One necessary part of a hacienda is a church. The proprietors are
compelled by law to build one, and pay the priest's fees for mass on
Sundays and feast-days. Now, almost all the English one meets with
engaged in business, or managing mines and plantations, are Scotch, and
one may well suppose that there is not much love lost between them and
the priests. The father confessor plays an important part in the great
system of dishonesty that prevails to so monstrous an extent throughout
the country. He hears the particulars of the thefts and cheatings that
have been practised on the proprietor who builds his church and pays
for his services, and he complacently absolves his penitents in
consideration of a small penance. Not a word about restitution; and
just a formal injunction to go and sin no more, which neither priest
nor penitent is very sincere about. The various evils of the Roman
Catholic system have been reiterated till the subject has become
tiresome, but this particular practice is so contrary to the simplest
notions of morality, and has produced such fearful effects on the
character of this nation, that one cannot pass it by without notice.
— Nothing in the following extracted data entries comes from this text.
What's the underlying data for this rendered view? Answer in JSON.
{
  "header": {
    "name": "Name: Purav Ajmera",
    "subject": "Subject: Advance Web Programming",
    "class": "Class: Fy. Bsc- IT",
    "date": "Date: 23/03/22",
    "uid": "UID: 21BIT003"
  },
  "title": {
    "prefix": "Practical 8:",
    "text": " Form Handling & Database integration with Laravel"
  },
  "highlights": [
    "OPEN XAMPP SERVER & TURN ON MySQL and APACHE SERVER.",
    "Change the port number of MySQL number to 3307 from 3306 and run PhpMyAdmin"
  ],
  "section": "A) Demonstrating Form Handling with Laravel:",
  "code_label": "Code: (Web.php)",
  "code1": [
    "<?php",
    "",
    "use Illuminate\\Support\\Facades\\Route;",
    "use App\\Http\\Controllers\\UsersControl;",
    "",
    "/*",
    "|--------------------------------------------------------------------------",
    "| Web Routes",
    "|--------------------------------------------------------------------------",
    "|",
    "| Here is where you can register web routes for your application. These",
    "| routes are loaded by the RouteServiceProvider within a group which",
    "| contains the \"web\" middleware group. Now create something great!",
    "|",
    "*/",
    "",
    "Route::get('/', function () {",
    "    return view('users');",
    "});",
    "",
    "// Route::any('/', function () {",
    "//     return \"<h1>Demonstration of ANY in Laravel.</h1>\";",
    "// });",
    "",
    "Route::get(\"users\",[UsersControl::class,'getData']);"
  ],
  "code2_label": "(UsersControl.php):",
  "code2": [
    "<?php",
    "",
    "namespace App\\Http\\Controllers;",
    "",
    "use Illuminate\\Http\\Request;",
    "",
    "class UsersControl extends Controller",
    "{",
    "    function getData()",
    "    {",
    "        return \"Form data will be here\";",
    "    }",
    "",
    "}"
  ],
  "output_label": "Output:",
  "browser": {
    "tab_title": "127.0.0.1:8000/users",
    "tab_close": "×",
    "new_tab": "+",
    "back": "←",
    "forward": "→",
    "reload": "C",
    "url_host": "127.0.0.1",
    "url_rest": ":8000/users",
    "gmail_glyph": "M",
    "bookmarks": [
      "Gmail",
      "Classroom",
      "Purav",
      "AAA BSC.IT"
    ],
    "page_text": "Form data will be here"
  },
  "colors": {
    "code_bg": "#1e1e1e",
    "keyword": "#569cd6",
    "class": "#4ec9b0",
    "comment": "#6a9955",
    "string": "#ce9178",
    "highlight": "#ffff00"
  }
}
If
the Superintendent should roast the parish priest in front of the
oxidising furnace, till he confessed all he knew about the thefts of
his parishioners from the Company, he would tell strange stories,--how
Juan Fernandez carried off sixpennyworth of silver in each car every
day for a month; and how Pedro Alvarado (the Indian names have almost
disappeared except in a few families, and Spanish names have been
substituted) had a hammer with a hollow handle, like the stick that
Sancho Panza delivered his famous judgment about, and carried away
silver in it every day when he left work; and how Vasco Nunez stole the
iron key from the gate (which cost two dollars to replace), walking
twenty miles and losing a day's work in order to sell it, and
eventually getting but twopence for it; and plenty more stories of the
same kind. The Padre at Regla, we heard, was not given to preaching
sermons, but had lately favoured his congregation with a very striking
one, to the effect that the Company paid him only three dollars a time
for saying mass, and that he ought to have four.